A huge arch spanned
an unnaturally dark segment resting on the horizon, and above this
arch sprang up beams and streamers in a state of incessant agitation,
sometimes shooting up to the zenith with a velocity that took one's
breath, and sometimes suddenly falling into long ranks, and marching,
marching, marching, like an endless phalanx of fiery specters, and
moving, as I remember, always from east to west. The absolute silence
with which these mysterious evolutions were performed and the
quavering reflections which were thrown upon the ground increased the
awfulness of the exhibition. Occasionally enormous curtains of lambent
flame rolled and unrolled with a majestic motion, or were shaken to
and fro as if by a mighty, noiseless wind. At times, too, a sudden
billowing rush would be made toward the zenith, and for a minute the
sky overhead would glow so brightly that the stars seemed to have been
consumed. The spectacle continued with varying intensity for hours.
This exhibition occurred in Central New York, a latitude in which the
Aurora Borealis is seldom seen with so much splendor.

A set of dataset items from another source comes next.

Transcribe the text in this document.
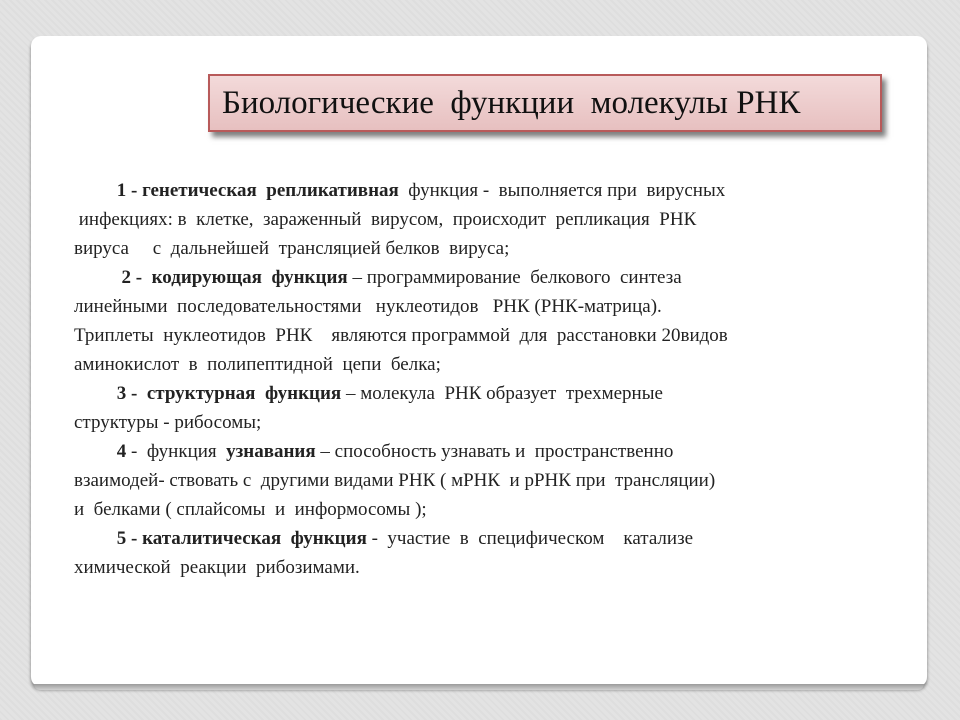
Биологические  функции  молекулы РНК
1 - генетическая  репликативная  функция -  выполняется при  вирусных
инфекциях: в  клетке,  зараженный  вирусом,  происходит  репликация  РНК
вируса     с  дальнейшей  трансляцией белков  вируса;
2 -  кодирующая  функция – программирование  белкового  синтеза
линейными  последовательностями   нуклеотидов   РНК (РНК-матрица).
Триплеты  нуклеотидов  РНК    являются программой  для  расстановки 20видов
аминокислот  в  полипептидной  цепи  белка;
3 -  структурная  функция – молекула  РНК образует  трехмерные
структуры - рибосомы;
4 -  функция  узнавания – способность узнавать и  пространственно
взаимодей- ствовать с  другими видами РНК ( мРНК  и рРНК при  трансляции)
и  белками ( сплайсомы  и  информосомы );
5 - каталитическая  функция -  участие  в  специфическом    катализе
химической  реакции  рибозимами.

I remember
another similar one seen from the city of New York in November, 1882.
On this last occasion some observers saw a great upright beam of light
which majestically moved across the heavens, stalking like an
apparition in the midst of the auroral pageant, of whose general
movements it seemed to be independent, maintaining always its upright
posture, and following a magnetic parallel from east to west.